I’m certainly not the “rude American” and I use Canadian currency, even in Windsor, where American money is welcome. But when I watch Canadians up close, and even though I love Canada and Canadians, I know deep down inside I’m an American.
But we all realize that for 24-year-old Josh Fry of West Virginia, “full-blooded American” means something different. And on that long list up at the top, some of them qualify in the mind of Josh Fry and some of them don’t.
I know I have distant cousins in West Virginia, and relatives scattered throughout Appalachia, such as Western Virginia and Kentucky. I’ve been to Kentucky numerous times.
And you know what: some of these people aren’t going to vote for Barack Obama, even if he is the best candidate to address their needs. They live in some of the poorest areas of the country, and they might vote for a guy who admits “I know a lot less about economics than I do about military and foreign policy issues.” And we’ve seen how much he knows about Iraq these days.
But hacks such as Kathleen Parker are obsessed with people such as Josh Fry and his search for a candidate with “blood equity, heritage and commitment to hard-won American values.”

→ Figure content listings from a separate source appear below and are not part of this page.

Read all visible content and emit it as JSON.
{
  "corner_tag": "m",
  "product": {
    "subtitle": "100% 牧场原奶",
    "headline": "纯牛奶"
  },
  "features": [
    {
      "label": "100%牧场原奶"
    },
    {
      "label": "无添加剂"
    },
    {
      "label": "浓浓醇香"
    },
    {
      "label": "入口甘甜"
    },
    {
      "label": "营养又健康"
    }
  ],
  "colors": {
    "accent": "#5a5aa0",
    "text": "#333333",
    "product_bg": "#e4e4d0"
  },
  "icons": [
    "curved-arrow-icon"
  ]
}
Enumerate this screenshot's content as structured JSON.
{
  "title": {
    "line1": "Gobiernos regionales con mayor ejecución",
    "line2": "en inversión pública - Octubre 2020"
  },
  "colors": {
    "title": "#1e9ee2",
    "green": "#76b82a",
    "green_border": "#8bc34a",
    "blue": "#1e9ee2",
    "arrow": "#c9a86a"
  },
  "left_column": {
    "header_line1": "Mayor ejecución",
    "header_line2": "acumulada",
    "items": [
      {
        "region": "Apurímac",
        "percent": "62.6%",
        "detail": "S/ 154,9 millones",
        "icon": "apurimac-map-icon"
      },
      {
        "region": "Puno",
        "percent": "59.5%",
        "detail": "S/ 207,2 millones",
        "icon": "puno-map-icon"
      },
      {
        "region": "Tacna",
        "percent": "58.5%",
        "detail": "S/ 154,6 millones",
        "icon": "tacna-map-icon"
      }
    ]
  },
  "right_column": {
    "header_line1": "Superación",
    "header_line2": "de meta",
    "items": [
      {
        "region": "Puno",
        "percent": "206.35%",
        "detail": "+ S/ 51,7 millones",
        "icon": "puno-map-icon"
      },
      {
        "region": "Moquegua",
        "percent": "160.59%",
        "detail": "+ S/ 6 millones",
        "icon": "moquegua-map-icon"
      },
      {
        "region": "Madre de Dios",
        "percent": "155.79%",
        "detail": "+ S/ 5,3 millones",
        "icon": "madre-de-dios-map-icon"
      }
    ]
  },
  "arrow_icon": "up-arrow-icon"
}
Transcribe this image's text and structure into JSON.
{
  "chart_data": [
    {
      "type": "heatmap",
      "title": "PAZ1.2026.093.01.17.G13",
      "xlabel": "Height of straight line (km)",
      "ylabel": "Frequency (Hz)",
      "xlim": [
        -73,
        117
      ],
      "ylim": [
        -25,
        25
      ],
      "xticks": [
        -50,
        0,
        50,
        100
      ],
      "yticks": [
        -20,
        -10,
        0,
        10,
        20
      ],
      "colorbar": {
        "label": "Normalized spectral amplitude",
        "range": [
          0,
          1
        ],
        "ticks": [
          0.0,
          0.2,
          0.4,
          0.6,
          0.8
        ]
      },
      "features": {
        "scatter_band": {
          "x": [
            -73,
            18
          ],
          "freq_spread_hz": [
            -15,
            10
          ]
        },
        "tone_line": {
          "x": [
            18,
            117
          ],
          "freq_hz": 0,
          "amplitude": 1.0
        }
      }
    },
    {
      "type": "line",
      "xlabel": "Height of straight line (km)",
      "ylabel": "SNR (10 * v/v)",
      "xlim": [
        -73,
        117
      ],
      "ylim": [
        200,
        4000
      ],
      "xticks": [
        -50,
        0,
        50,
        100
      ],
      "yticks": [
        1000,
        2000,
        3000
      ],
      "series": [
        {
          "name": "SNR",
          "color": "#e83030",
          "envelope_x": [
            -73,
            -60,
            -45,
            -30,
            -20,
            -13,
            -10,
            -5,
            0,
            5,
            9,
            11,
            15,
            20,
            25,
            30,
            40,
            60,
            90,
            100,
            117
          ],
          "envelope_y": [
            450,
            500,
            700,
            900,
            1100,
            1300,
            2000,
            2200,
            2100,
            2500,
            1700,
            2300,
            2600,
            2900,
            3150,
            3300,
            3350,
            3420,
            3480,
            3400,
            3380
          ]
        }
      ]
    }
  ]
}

Sadly, it does seem to be American to drift to the level of the lowest common denominator. We do that with our education system (No Child Left Behind). We do that with our television (Farmer Wants a Wife). We find the least-educated, least-knowledgable people and hold them up as the standard that our politicians should appeal to, and they should do it in a way that insults everyone else.
It’s funny when you are in Canada that the way they approach things does have a “heritage and commitment to hard-won American values.” Take care of your fellow citizens. Make sure those of all races, creeds, and colors have opportunities to contribute to the fabric of society. Work hard and you can get somewhere. These are Canadian values, and they are also American values. Full-blooded American values.